Brandy Sour

Brandy Sour

A BRANDY SOUR is a an ages-old alternative to the standard Whiskey Sour for those not fond of whiskey, or for those who seek the fruitier zest of brandy. Since brandy is produced by distilling wine or fermenting fruit juices versus whiskey’s distillation of grain mash (corn, rye, barley, wheat, etc.), brandy brings a sometimes sweeter blend to the Sour than whiskey. Proportions have changed many times over the years. The balance that I prefer is in the following recipe:

Requirements: Brandy or cognac, fresh lemon juice, Angostura bitters, simple syrup

  • 2 oz. brandy
  • 3/4 oz. fresh lemon juice
  • 1/2 oz. simple syrup
  • 2 dashes Angostura or orange bitters
  • lemon peel/wheel and maraschino cherry for garnish

Combine liquid ingredients in an ice-filled shaker. Shake to blend and chill, then strain into an ice-filled glass. Garnish with a lemon wheel and maraschino cherry.

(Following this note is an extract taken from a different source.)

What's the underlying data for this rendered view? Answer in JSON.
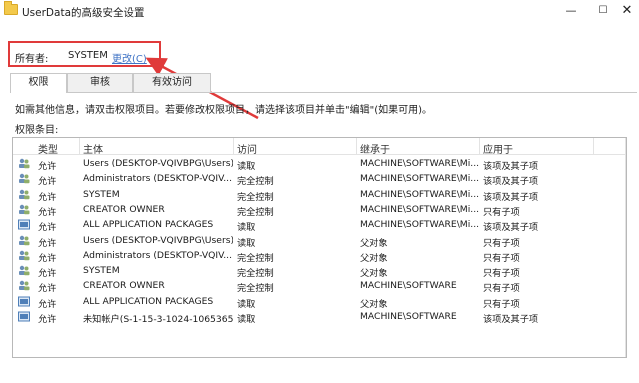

Alternative Recipe There have been variations of the Brandy Sour over the last 170 years, sometimes with egg whites, sometimes with powdered sugar, but usually with fresh lemon juice. An equally fine version carries more of an orange-flavored theme. This one I prefer with a “lower shelf” brandy, or when orange juice happens to be in the refrigerator:

  • 2 oz. brandy
  • 1/2 oz. fresh lemon juice
  • 1/4 oz. orange juice
  • 1/4 oz. simple syrup
  • 3 dashes orange bitters
  • orange slice and maraschino cherry for garnish

History: Dates back to early 1850’s: President Millard Fillmore, Harriot Beecher Stowe, Walt Whitman, Dostoevsky in Siberia, U.S. Fugitive Slave Act, purchase of New Mexico & Arizona, population of NYC @ 515,000 … Brandy Sour.